Here Prelinger underlines how innovative technology opens up new visions of the possible, but stresses that their ultimate effect is contingent on other factors. Many media platforms simply die and are not heard from again. Regarding copyright, Rick describes its emergence from an esoteric subject to a consumer issue, but emphasizes that from the point of view of cultural production, access to original materials will go on being more important than copyright issues in most cases. In closing he calls for a dialogue between users and producers of culture, to establish a new compact.
Individuals have a stake in the fight for control over the information environment that goes beyond the lust for free entertainment. Here, Benkler discusses the growth of user autonomy, the possibility to be makers of our culture rather than remain merely passive recipients, as was the norm in the industrial system of information production. Those who formerly had control resist these changes for different reasons, be they the media industry through DRM, or teachers warning their pupils away from wikipedia.
Cohen discusses technological trends and how changes in the cost of production and distribution are playing out in the areas of music, film and computer gaming. He analyzes how the respective business models of those industries leave them with different possibilities to adapt to the new environment.
Does the end of exclusive control over copies spell the death of cultural production? Yochai Benkler thinks not. While the music industry makes money off CDs, musicians supports themselves with performances. He points out that the film studios, on the other hand, take a large part of their revenues from performance and less from media commodities. He outlines how the changing cost structures in film and music production are enabling new stratums of society to create.
Rick Prelinger is the creator and curator of the biggest moving image archive on the internet offering material that can be reused for commercial purposes. Here he explains why he put the films, which he also sells as stock footage, online and what the results have been. He talks of his offline library without computers, and how that relates to the value of serendipity in the time of rthe query driven information environment.
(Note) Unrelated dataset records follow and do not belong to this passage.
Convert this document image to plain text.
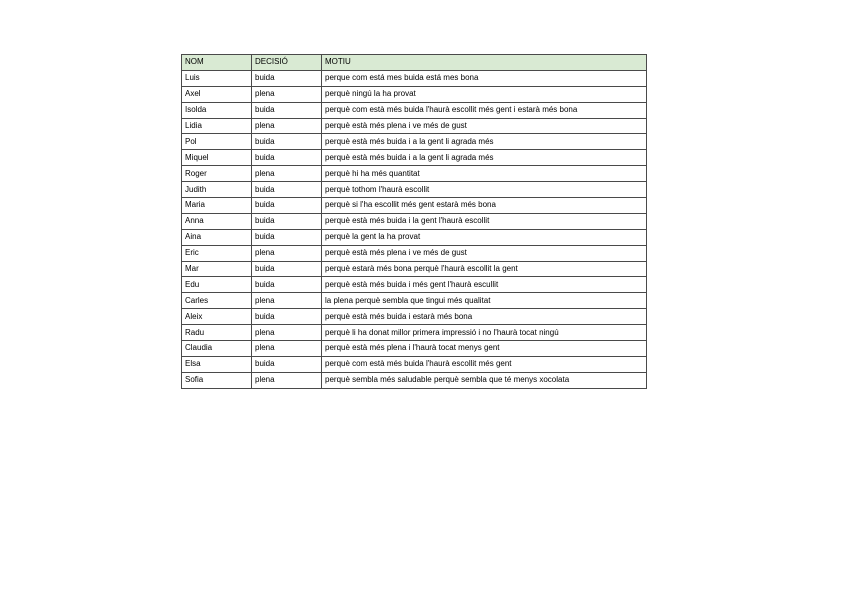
NOM	DECISIÓ	MOTIU
Luis	buida	perque com está mes buida está mes bona
Axel	plena	perquè ningú la ha provat
Isolda	buida	perquè com està més buida l'haurà escollit més gent i estarà més bona
Lidia	plena	perquè està més plena i ve més de gust
Pol	buida	perquè està més buida i a la gent li agrada més
Miquel	buida	perquè està més buida i a la gent li agrada més
Roger	plena	perquè hi ha més quantitat
Judith	buida	perquè tothom l'haurà escollit
Maria	buida	perquè si l'ha escollit més gent estarà més bona
Anna	buida	perquè està més buida i la gent l'haurà escollit
Aina	buida	perquè la gent la ha provat
Eric	plena	perquè està més plena i ve més de gust
Mar	buida	perquè estarà més bona perquè l'haurà escollit la gent
Edu	buida	perquè està més buida i més gent l'haurà escullit
Carles	plena	la plena perquè sembla que tingui més qualitat
Aleix	buida	perquè està més buida i estarà més bona
Radu	plena	perquè li ha donat millor primera impressió i no l'haurà tocat ningú
Claudia	plena	perquè està més plena i l'haurà tocat menys gent
Elsa	buida	perquè com està més buida l'haurà escollit més gent
Sofia	plena	perquè sembla més saludable perquè sembla que té menys xocolata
Craig Baldwin is an appropriationist filmmaker and operator of 'The Other Cinema' in San Francisco's Mission district. His film Sonic Outlaws was the first feature documentary that directly addressed the emerging conflict over copyright in the early 1990s. Here he introduces the logic behind his appropriationist approach, aesthetic, economic and semiotic. His approach challenges proprietary views of cultural objects and he considers the risks in his practice.
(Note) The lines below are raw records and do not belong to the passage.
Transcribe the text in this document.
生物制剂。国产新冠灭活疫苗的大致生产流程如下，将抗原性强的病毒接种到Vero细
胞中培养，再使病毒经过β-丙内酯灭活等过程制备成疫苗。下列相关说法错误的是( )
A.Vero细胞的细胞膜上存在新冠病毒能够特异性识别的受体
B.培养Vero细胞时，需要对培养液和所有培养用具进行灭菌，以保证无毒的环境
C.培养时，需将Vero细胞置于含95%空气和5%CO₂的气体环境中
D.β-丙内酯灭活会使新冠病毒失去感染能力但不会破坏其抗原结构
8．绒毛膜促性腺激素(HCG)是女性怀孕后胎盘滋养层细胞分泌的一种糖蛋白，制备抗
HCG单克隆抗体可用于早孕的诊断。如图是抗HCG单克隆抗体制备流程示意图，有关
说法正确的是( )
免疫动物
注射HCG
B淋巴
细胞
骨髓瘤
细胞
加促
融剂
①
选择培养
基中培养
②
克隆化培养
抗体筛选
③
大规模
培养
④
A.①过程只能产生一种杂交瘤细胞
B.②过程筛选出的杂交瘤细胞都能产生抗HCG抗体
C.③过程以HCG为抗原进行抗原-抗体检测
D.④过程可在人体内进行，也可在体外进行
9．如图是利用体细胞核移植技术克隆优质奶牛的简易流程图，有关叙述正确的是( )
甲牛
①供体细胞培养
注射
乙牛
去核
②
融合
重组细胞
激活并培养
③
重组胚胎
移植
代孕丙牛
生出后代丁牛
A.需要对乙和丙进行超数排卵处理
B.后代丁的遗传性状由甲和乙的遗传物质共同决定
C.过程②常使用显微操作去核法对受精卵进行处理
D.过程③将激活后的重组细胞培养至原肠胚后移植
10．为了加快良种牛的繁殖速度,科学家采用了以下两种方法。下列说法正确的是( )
Piracy is a term used to stigmatize but Liang contextualizes the term as an instance in the long history of 'commoning', where people organze themselves outside of hierarchy and property. He identifies the real threat to industry in the chance they may lose control of production as well as reproduction, as users become aware of their own potential. Finally, he underlines how in previous areas prohibited works were surpressed and destroyed, but argues that nowadays these works can survive in private digital so the past of loss and erosion need not repeat itself.